IEEE Trans Neural Netw Learn Syst. 2022 Nov;33(11):6545-6557. doi: 10.1109/TNNLS.2021.3082407. Epub 2022 Oct 27.
A novel robust adaptive neural network (NN) control scheme with prescribed performance is developed for the 3-D trajectory tracking of underactuated autonomous underwater vehicles (AUVs) with uncertain dynamics and unknown disturbances using new prescribed performance functions, an additional term, the radial basis function (RBF) NN, and the command-filtered backstepping approach. Different from the traditional prescribed performance functions, the new prescribed performance functions are innovatively proposed such that the time desired for the trajectory tracking errors of AUVs to reach and stay within the prescribed error tolerance band can be preset exactly and flexibly. The additional term with the Nussbaum function is designed to deal with the underactuation problem of AUVs. By means of RBF NN, the uncertain item lumped by the uncertain dynamics of AUVs and unknown disturbances is eventually transformed into a linearly parametric form with only a single unknown parameter. The developed control scheme ensures that all signals in the AUV 3-D trajectory tracking closed-loop control system are bounded. Simulation results with comparisons show the validity and the superiority of our developed control scheme.

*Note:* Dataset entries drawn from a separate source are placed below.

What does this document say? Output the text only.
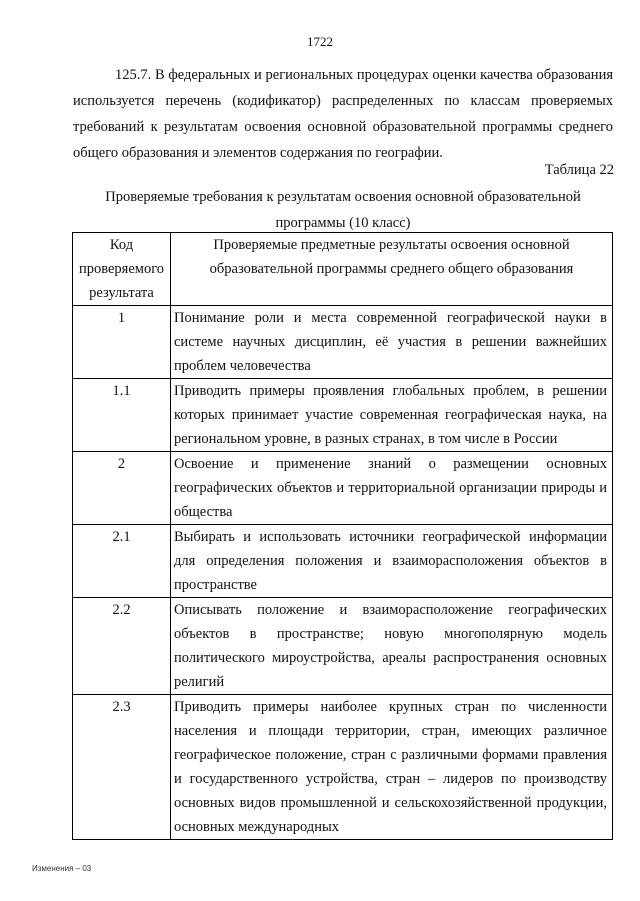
1722

125.7. В федеральных и региональных процедурах оценки качества образования используется перечень (кодификатор) распределенных по классам проверяемых требований к результатам освоения основной образовательной программы среднего общего образования и элементов содержания по географии.

Таблица 22
Проверяемые требования к результатам освоения основной образовательной программы (10 класс)
Код проверяемого результата	Проверяемые предметные результаты освоения основной образовательной программы среднего общего образования
1	Понимание роли и места современной географической науки в системе научных дисциплин, её участия в решении важнейших проблем человечества
1.1	Приводить примеры проявления глобальных проблем, в решении которых принимает участие современная географическая наука, на региональном уровне, в разных странах, в том числе в России
2	Освоение и применение знаний о размещении основных географических объектов и территориальной организации природы и общества
2.1	Выбирать и использовать источники географической информации для определения положения и взаиморасположения объектов в пространстве
2.2	Описывать положение и взаиморасположение географических объектов в пространстве; новую многополярную модель политического мироустройства, ареалы распространения основных религий
2.3	Приводить примеры наиболее крупных стран по численности населения и площади территории, стран, имеющих различное географическое положение, стран с различными формами правления и государственного устройства, стран – лидеров по производству основных видов промышленной и сельскохозяйственной продукции, основных международных
Изменения – 03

针对具有不确定动力学和未知干扰的欠驱动自治水下机器人(AUV)的 3-D 轨迹跟踪问题,提出了一种新的鲁棒自适应神经网络(NN)控制方案,具有规定性能。该方案使用新的规定性能函数、附加项、径向基函数(RBF)NN 和命令滤波反推方法。与传统的规定性能函数不同,新的规定性能函数创新性地提出,使得 AUV 的轨迹跟踪误差达到和保持在规定的误差容限带内所需的时间可以精确和灵活地预设。附加项与 Nussbaum 函数一起设计,用于处理 AUV 的欠驱动问题。通过 RBF NN,最终将 AUV 的不确定动力学和未知干扰所集中的不确定项转化为仅具有单个未知参数的线性参数形式。所开发的控制方案确保 AUV 3-D 轨迹跟踪闭环控制系统中的所有信号都是有界的。与比较结果的仿真表明了我们所开发的控制方案的有效性和优越性。